Fatal signal: Segmentation fault
----- Backtrace -----
0x5645c7b4e40e ???
0x5645c7c57601 ???
0x5645c7c57776 ???
0x7feccb45afcf ???
        ./signal/../sysdeps/unix/sysv/linux/x86_64/libc_sigaction.c:0
0x7feccb586618 __strlen_evex
        ../sysdeps/x86_64/multiarch/strlen-evex.S:79
0x5645c7ba7083 ???
0x5645c7c6c62e ???
0x5645c7c6ca74 ???
0x5645c7ec2341 ???
0x5645c7e54df2 ???
0x5645c7e57795 ???
0x5645c7e5c2b3 ???
0x5645c7e5c440 ???
0x5645c7b80c94 ???
0x5645c7e8e287 ???
0x5645c7c57e1c ???
0x5645c7c593cf ???
0x5645c7c586d1 ???
0x7feccc62246c ???
0x5645c7c587fd ???
0x5645c7c5898f ???
0x5645c7c57d0c ???
0x5645c803f1d5 ???
0x5645c803fcb2 ???
0x5645c7d212f9 ???
0x5645c7d22f74 ???
0x5645c7ab1ca9 ???
0x7feccb4461c9 __libc_start_call_main
        ../sysdeps/nptl/libc_start_call_main.h:58
0x7feccb446284 __libc_start_main_impl
        ../csu/libc-start.c:360
0x5645c7ab8e30 ???
0xffffffffffffffff ???
---------------------
A fatal error internal to GDB has been detected, further
debugging is not possible.  GDB will now terminate.
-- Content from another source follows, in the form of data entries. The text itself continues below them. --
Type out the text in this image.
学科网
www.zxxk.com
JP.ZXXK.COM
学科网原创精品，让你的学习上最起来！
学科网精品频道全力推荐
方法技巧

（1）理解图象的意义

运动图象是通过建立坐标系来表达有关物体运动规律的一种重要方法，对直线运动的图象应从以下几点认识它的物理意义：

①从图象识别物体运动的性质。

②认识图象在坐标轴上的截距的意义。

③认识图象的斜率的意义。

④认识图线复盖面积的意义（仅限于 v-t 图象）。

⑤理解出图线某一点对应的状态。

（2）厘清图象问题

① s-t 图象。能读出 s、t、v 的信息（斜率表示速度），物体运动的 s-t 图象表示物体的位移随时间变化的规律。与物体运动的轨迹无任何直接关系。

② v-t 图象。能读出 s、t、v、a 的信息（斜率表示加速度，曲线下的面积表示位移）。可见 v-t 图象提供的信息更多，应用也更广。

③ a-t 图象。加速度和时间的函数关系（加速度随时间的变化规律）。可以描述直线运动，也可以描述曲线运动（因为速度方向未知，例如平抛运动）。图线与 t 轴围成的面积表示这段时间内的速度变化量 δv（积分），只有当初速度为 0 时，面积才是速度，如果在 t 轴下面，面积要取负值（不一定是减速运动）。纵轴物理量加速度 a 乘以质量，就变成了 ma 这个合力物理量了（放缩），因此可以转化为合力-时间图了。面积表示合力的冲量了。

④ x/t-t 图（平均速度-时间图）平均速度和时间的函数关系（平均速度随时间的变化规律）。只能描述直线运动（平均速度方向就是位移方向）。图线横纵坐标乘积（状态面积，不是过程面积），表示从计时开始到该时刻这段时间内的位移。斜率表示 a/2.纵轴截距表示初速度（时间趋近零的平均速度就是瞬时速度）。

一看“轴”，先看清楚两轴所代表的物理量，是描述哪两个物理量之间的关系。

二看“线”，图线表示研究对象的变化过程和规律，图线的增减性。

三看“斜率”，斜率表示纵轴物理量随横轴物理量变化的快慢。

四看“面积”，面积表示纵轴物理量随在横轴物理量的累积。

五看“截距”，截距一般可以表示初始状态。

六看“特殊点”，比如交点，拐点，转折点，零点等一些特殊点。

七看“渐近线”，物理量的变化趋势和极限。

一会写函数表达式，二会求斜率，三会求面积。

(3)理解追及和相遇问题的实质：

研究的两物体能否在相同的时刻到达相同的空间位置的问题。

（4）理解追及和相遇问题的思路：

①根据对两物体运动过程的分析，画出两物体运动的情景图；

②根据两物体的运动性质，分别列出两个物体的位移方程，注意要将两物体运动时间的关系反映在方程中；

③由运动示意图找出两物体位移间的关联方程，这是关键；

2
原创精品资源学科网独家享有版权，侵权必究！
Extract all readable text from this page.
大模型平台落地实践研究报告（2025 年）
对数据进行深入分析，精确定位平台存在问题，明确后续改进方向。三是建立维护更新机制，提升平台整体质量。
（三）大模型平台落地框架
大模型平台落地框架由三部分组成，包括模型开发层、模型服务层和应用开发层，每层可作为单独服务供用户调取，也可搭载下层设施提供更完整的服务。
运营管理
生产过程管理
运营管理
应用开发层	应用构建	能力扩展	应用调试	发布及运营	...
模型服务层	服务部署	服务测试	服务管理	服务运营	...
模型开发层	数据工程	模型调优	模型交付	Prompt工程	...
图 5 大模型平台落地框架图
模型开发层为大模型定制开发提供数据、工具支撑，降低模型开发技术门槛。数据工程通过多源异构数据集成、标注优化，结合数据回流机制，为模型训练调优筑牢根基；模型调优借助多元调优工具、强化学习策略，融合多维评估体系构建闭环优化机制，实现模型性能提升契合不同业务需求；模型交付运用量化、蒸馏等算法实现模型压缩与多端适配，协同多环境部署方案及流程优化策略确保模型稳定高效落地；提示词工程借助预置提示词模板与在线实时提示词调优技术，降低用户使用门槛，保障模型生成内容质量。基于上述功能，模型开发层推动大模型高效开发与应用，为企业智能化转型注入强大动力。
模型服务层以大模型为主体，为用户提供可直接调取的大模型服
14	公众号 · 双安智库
This is a bug, please report it.  For instructions, see:
<https://www.gnu.org/software/gdb/bugs/>.

Segmentation fault

I’m going to report this crash to the gdb developers.
But am I correct in assuming that either the C/C++ or Modern Fortran plugin probably runs some similar crash-causing gdb command, and then silently crashes without displaying a warning to the user?

Yes that is correct. If you have a look at launch.json you will see references to GDB, there are even options to point to other GDB binaries and pass custom arguments if one wishes so. We inherit all of this infrastructure from C/C++ extension.
As for silently crashing, maybe. There is a debug window in vscode the default might be present there.